Sporting Dogs like to work. They are intelligent and energetic. They are usually medium to large breed dogs. Without adequate intellectual outlet and exercise they can become destructive. (Labradors, Golden Retrievers , Setters, Spaniels, etc.)

Hounds live for their noses and are easily distracted. They aren’t people pleasers and therefore can be harder to train. Are you up to a challenge? They tend to be medium to large breed dogs. (Basset Hounds, Beagles, Afghan Hounds, Dachshund, Whippets, Rhodesian Ridgebacks etc.)

Working dogs are quite dominant by nature. They require strong owners who are clear pack leaders. They can be protective and often are used to guard property. They tend to be large to giant breed dogs. (Boxers, Mastiffs, Bernese Mountain Dogs, Dobermans etc.)

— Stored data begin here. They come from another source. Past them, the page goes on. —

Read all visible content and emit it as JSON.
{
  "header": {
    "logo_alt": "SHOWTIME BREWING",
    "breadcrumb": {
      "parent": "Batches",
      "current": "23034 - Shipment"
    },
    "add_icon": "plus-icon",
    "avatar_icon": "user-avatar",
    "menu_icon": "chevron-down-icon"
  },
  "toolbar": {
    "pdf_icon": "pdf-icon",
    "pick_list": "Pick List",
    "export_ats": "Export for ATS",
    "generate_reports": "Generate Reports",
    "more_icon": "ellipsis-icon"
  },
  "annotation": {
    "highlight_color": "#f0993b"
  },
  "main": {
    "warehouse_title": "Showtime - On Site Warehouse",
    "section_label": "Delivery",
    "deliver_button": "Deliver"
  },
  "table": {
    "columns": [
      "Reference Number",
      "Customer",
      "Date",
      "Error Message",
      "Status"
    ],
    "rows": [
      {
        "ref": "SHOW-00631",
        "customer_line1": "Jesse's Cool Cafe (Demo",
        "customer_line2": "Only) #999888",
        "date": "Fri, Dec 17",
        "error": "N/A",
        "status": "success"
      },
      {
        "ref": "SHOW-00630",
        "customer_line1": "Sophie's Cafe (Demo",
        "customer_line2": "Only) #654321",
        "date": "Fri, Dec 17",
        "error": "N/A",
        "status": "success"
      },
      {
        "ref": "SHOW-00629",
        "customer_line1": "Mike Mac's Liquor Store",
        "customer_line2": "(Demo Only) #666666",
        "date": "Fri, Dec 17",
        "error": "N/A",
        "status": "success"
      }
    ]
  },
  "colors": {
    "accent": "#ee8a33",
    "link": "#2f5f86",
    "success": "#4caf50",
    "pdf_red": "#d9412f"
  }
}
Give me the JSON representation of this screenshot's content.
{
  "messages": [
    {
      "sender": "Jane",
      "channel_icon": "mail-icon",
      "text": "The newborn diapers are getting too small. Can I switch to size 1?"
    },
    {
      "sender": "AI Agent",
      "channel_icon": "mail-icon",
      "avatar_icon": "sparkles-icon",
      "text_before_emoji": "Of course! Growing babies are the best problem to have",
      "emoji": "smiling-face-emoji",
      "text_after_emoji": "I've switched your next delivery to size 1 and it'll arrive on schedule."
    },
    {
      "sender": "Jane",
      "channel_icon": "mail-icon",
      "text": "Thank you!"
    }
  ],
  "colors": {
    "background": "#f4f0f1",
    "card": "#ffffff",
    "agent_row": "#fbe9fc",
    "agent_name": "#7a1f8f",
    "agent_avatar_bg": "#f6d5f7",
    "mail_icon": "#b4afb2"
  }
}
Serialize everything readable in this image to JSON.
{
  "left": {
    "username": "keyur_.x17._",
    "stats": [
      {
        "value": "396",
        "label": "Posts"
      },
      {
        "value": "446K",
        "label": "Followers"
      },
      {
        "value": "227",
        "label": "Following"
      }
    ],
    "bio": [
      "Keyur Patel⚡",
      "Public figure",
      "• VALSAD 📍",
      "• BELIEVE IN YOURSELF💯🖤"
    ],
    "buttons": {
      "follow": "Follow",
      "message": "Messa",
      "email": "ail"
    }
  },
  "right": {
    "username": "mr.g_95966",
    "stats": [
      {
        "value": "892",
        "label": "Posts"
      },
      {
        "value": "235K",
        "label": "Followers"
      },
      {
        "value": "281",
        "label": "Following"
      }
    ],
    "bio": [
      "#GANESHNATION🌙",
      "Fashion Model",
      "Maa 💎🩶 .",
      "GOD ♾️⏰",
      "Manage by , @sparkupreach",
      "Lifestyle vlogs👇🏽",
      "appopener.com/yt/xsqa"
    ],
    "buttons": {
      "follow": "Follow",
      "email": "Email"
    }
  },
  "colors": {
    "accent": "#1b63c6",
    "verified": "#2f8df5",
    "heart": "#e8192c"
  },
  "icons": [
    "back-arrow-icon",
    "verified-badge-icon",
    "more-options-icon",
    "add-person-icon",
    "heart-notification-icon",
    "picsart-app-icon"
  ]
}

Herding dogs are highly intelligent and easy to train but tend towards nippiness. They herd when they get excited. They want to please their owners. They are most commonly medium to large breed dogs. (Australian shepherd, Corgi, German Shepherd, Border Collie etc.)

Terriers were bred to hunt vermin. They are tenacious, stubborn, intelligent and can be a problem around other dogs. They are a smaller solid dog that can be challenging to raise. (Cairn Terrier, Jack Russell, Staffordshire, Bull Terrier etc.)

Toy dogs think they are big dogs but are much more fragile. They easily break limbs and don’t hesitate at trying to be dominant. These are very popular dogs but come with a number of medical issues. Good training is important in these breeds or they turn into ‘carpet sharks’. (Chihuahua, Shih Tzu, Yorkie, King Charles Cavalier etc.)

The non-sporting dogs have a sporting or working temperament without the same degree of drive. This is quite a variable group but some of the breeds are excellent for the inexperienced dog owner. (Boston Terrier, Poodle, Bichon Frise, Bulldog, American Eskimo).

Once you have narrowed it down to one or two groups of dogs, look more closely at the breeds within those groups. Consider temperament, training and exercise needs, and health issues. Once you have narrowed it down to a few breeds, go and visit the dog shows. You may be surprised by what you see. The internet is a great source of information – good and bad!

Once you have decided on a breed, you need to find a breeder. Or you can check out the shelters and rescue organizations. Judge a dog by its individual personality. Breed profiles provide guidelines but the individual dog has a unique personality.